HI EV!
Ein gewaltiges Gedicht, das Fragen zurücklässt.
ZB, warum Prolog und Epilog - obwohl an sich nicht schlecht - in poetischer Qualität doch merkbar blasser erscheinen als der - SEHR rilkehafte - Mittelteil. Auch im Mittelteil finden sich metrische Schnitzer, die ein Rilke wohl nicht gemacht hätte (außer vielleicht ein ganz früher, oder bei einem "work in progress"), aber die lyrische Qualität dieses Parts ist insgesamt grenzgenial!
Auch die Verwendung von Klammern für Zwischenfragen ist so Rilke, und der ganze Stil (wie zB die direkte Anrede an Gott) erinnert frappant an das Stundenbuch!
Wenn das wirklich auch von dir ist: Alle Achtung!
Was wieder zu der Frage führt, warum Einleitung und Nachklang nicht ganz dieselbe Wortgewalt spiegeln.
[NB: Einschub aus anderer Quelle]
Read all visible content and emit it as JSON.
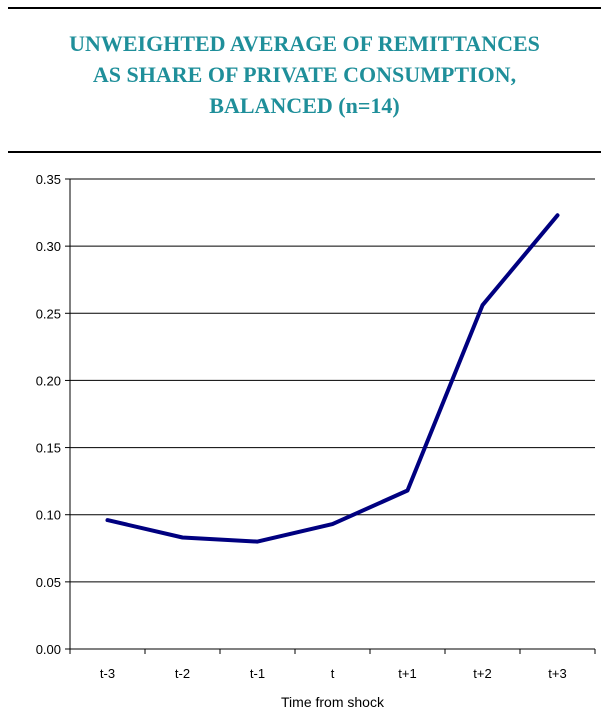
{
  "title_lines": [
    "UNWEIGHTED AVERAGE OF REMITTANCES",
    "AS SHARE OF PRIVATE CONSUMPTION,",
    "BALANCED (n=14)"
  ],
  "colors": {
    "title": "#1f8f9a",
    "series": "#000080",
    "grid": "#000000"
  },
  "chart_data": {
    "type": "line",
    "title": "UNWEIGHTED AVERAGE OF REMITTANCES AS SHARE OF PRIVATE CONSUMPTION, BALANCED (n=14)",
    "xlabel": "Time from shock",
    "ylabel": "",
    "categories": [
      "t-3",
      "t-2",
      "t-1",
      "t",
      "t+1",
      "t+2",
      "t+3"
    ],
    "series": [
      {
        "values": [
          0.096,
          0.083,
          0.08,
          0.093,
          0.118,
          0.256,
          0.323
        ]
      }
    ],
    "ylim": [
      0,
      0.35
    ],
    "yticks": [
      "0.00",
      "0.05",
      "0.10",
      "0.15",
      "0.20",
      "0.25",
      "0.30",
      "0.35"
    ],
    "grid": "horizontal",
    "legend": "none"
  }
}
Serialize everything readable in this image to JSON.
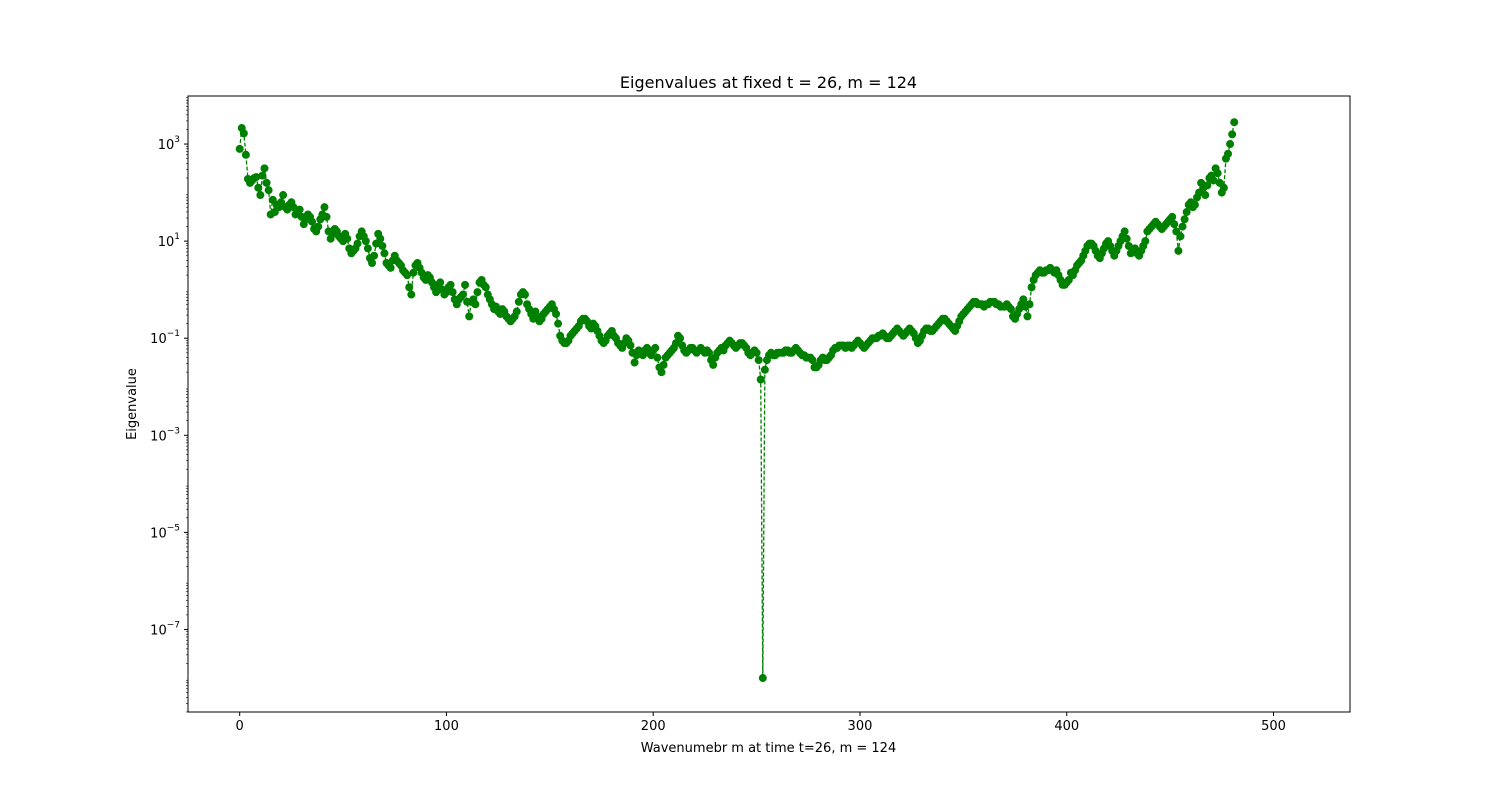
{
  "chart_data": {
    "type": "line",
    "title": "Eigenvalues at fixed t = 26, m = 124",
    "xlabel": "Wavenumebr m at time t=26, m = 124",
    "ylabel": "Eigenvalue",
    "yscale": "log",
    "xlim": [
      -25,
      537
    ],
    "ylim_log10": [
      -8.7,
      3.99
    ],
    "x_ticks": [
      0,
      100,
      200,
      300,
      400,
      500
    ],
    "y_ticks_exponent": [
      3,
      1,
      -1,
      -3,
      -5,
      -7
    ],
    "y_tick_base": "10",
    "grid": false,
    "marker": "circle",
    "linestyle": "dashed",
    "color": "#008000",
    "series": [
      {
        "x_start": 0,
        "x_step": 1,
        "log10_values": [
          2.9,
          3.33,
          3.22,
          2.78,
          2.28,
          2.2,
          2.25,
          2.3,
          2.32,
          2.1,
          1.95,
          2.35,
          2.5,
          2.2,
          2.05,
          1.55,
          1.85,
          1.6,
          1.75,
          1.7,
          1.8,
          1.95,
          1.7,
          1.65,
          1.75,
          1.8,
          1.7,
          1.55,
          1.6,
          1.65,
          1.5,
          1.35,
          1.45,
          1.55,
          1.5,
          1.4,
          1.25,
          1.2,
          1.3,
          1.45,
          1.55,
          1.7,
          1.5,
          1.2,
          1.05,
          1.15,
          1.25,
          1.2,
          1.1,
          1.05,
          1.0,
          1.15,
          1.05,
          0.85,
          0.75,
          0.8,
          0.85,
          0.95,
          1.1,
          1.2,
          1.1,
          1.0,
          0.85,
          0.65,
          0.55,
          0.7,
          0.95,
          1.15,
          1.05,
          0.9,
          0.75,
          0.55,
          0.5,
          0.45,
          0.6,
          0.7,
          0.6,
          0.55,
          0.5,
          0.4,
          0.35,
          0.3,
          0.05,
          -0.1,
          0.35,
          0.5,
          0.55,
          0.45,
          0.35,
          0.25,
          0.2,
          0.3,
          0.25,
          0.15,
          0.05,
          -0.05,
          0.1,
          0.15,
          0.0,
          -0.1,
          -0.05,
          0.05,
          0.1,
          -0.05,
          -0.2,
          -0.3,
          -0.2,
          -0.15,
          -0.1,
          0.1,
          -0.25,
          -0.55,
          -0.25,
          -0.2,
          -0.3,
          -0.05,
          0.15,
          0.2,
          0.1,
          0.05,
          -0.1,
          -0.2,
          -0.3,
          -0.4,
          -0.35,
          -0.45,
          -0.5,
          -0.4,
          -0.45,
          -0.55,
          -0.6,
          -0.65,
          -0.6,
          -0.55,
          -0.45,
          -0.25,
          -0.1,
          -0.05,
          -0.1,
          -0.3,
          -0.4,
          -0.5,
          -0.6,
          -0.45,
          -0.55,
          -0.65,
          -0.6,
          -0.5,
          -0.45,
          -0.4,
          -0.35,
          -0.3,
          -0.4,
          -0.5,
          -0.7,
          -0.95,
          -1.05,
          -1.1,
          -1.1,
          -1.05,
          -0.95,
          -0.9,
          -0.85,
          -0.8,
          -0.75,
          -0.65,
          -0.6,
          -0.6,
          -0.65,
          -0.75,
          -0.8,
          -0.7,
          -0.75,
          -0.85,
          -0.95,
          -1.05,
          -1.1,
          -1.05,
          -0.95,
          -0.9,
          -0.85,
          -0.95,
          -1.0,
          -1.1,
          -1.15,
          -1.2,
          -1.1,
          -1.0,
          -1.05,
          -1.15,
          -1.3,
          -1.5,
          -1.35,
          -1.25,
          -1.3,
          -1.35,
          -1.25,
          -1.2,
          -1.3,
          -1.35,
          -1.25,
          -1.2,
          -1.4,
          -1.6,
          -1.7,
          -1.55,
          -1.4,
          -1.35,
          -1.3,
          -1.25,
          -1.2,
          -1.1,
          -0.95,
          -1.0,
          -1.15,
          -1.25,
          -1.3,
          -1.25,
          -1.2,
          -1.2,
          -1.25,
          -1.3,
          -1.25,
          -1.2,
          -1.25,
          -1.3,
          -1.25,
          -1.3,
          -1.45,
          -1.55,
          -1.4,
          -1.3,
          -1.25,
          -1.2,
          -1.25,
          -1.15,
          -1.1,
          -1.05,
          -1.1,
          -1.15,
          -1.2,
          -1.15,
          -1.1,
          -1.1,
          -1.15,
          -1.2,
          -1.3,
          -1.35,
          -1.3,
          -1.25,
          -1.3,
          -1.45,
          -1.85,
          -8.0,
          -1.65,
          -1.45,
          -1.35,
          -1.3,
          -1.35,
          -1.35,
          -1.3,
          -1.3,
          -1.3,
          -1.3,
          -1.25,
          -1.25,
          -1.3,
          -1.3,
          -1.25,
          -1.2,
          -1.25,
          -1.3,
          -1.35,
          -1.35,
          -1.4,
          -1.4,
          -1.4,
          -1.45,
          -1.6,
          -1.6,
          -1.55,
          -1.45,
          -1.4,
          -1.45,
          -1.45,
          -1.4,
          -1.35,
          -1.25,
          -1.2,
          -1.2,
          -1.15,
          -1.15,
          -1.15,
          -1.2,
          -1.15,
          -1.15,
          -1.2,
          -1.15,
          -1.1,
          -1.05,
          -1.1,
          -1.15,
          -1.2,
          -1.15,
          -1.1,
          -1.05,
          -1.0,
          -1.0,
          -1.0,
          -0.95,
          -0.95,
          -0.9,
          -0.95,
          -1.0,
          -1.0,
          -0.95,
          -0.9,
          -0.85,
          -0.8,
          -0.85,
          -0.9,
          -0.95,
          -0.9,
          -0.85,
          -0.8,
          -0.85,
          -0.9,
          -1.0,
          -1.1,
          -1.05,
          -0.95,
          -0.85,
          -0.8,
          -0.8,
          -0.85,
          -0.85,
          -0.8,
          -0.75,
          -0.7,
          -0.65,
          -0.6,
          -0.6,
          -0.65,
          -0.7,
          -0.75,
          -0.8,
          -0.85,
          -0.75,
          -0.65,
          -0.55,
          -0.5,
          -0.45,
          -0.4,
          -0.35,
          -0.3,
          -0.25,
          -0.25,
          -0.3,
          -0.3,
          -0.3,
          -0.35,
          -0.3,
          -0.3,
          -0.25,
          -0.25,
          -0.25,
          -0.3,
          -0.3,
          -0.35,
          -0.35,
          -0.35,
          -0.3,
          -0.35,
          -0.4,
          -0.55,
          -0.6,
          -0.5,
          -0.4,
          -0.3,
          -0.2,
          -0.35,
          -0.55,
          -0.3,
          0.05,
          0.2,
          0.3,
          0.35,
          0.4,
          0.35,
          0.35,
          0.4,
          0.4,
          0.45,
          0.4,
          0.35,
          0.4,
          0.3,
          0.2,
          0.1,
          0.1,
          0.15,
          0.2,
          0.35,
          0.3,
          0.4,
          0.5,
          0.55,
          0.6,
          0.7,
          0.8,
          0.9,
          0.95,
          0.95,
          0.9,
          0.8,
          0.7,
          0.65,
          0.75,
          0.85,
          0.95,
          1.0,
          0.9,
          0.8,
          0.7,
          0.8,
          0.9,
          1.0,
          1.1,
          1.2,
          1.05,
          0.9,
          0.75,
          0.8,
          0.85,
          0.75,
          0.7,
          0.8,
          0.9,
          1.0,
          1.2,
          1.25,
          1.3,
          1.35,
          1.4,
          1.35,
          1.3,
          1.25,
          1.3,
          1.35,
          1.4,
          1.45,
          1.5,
          1.35,
          1.2,
          0.8,
          1.1,
          1.3,
          1.45,
          1.6,
          1.75,
          1.8,
          1.7,
          1.75,
          1.9,
          2.0,
          2.2,
          2.1,
          1.95,
          2.15,
          2.3,
          2.35,
          2.25,
          2.5,
          2.4,
          2.2,
          2.0,
          2.1,
          2.7,
          2.8,
          3.0,
          3.2,
          3.45
        ]
      }
    ]
  }
}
Kamen diese später hinzu, als du vielleicht weniger inspiriert warst?
Jedenfalls sehr gerne gelesen.
Hier - falls gewünscht - eine Version mit glatter Metrik und einigen Vorschlägen für lyrischere Sprache:
Prolog
Das Leben ist mir heute leer,
es sprießt schon lang nicht mehr die Blume,
die aus der Seele schüchtern bricht
und eine Knospe birgt, die spricht,
"Mein Freund, dir bin ich Ewigkeit!"
Und aus dem Klang der schönen Noten
entstiegen Engel wie im Reigen
und formten heimlich sich zu Boten
aus tränenschwerer Herrlichkeit.
Das Leben ist mir heute leer,
doch lieb ich jede Knospe sehr,
mein Blick ist sanft, von Güte schwer,
und ja,
mein Leben ist mir heute leer:
Es wachsen keine Blumen mehr ...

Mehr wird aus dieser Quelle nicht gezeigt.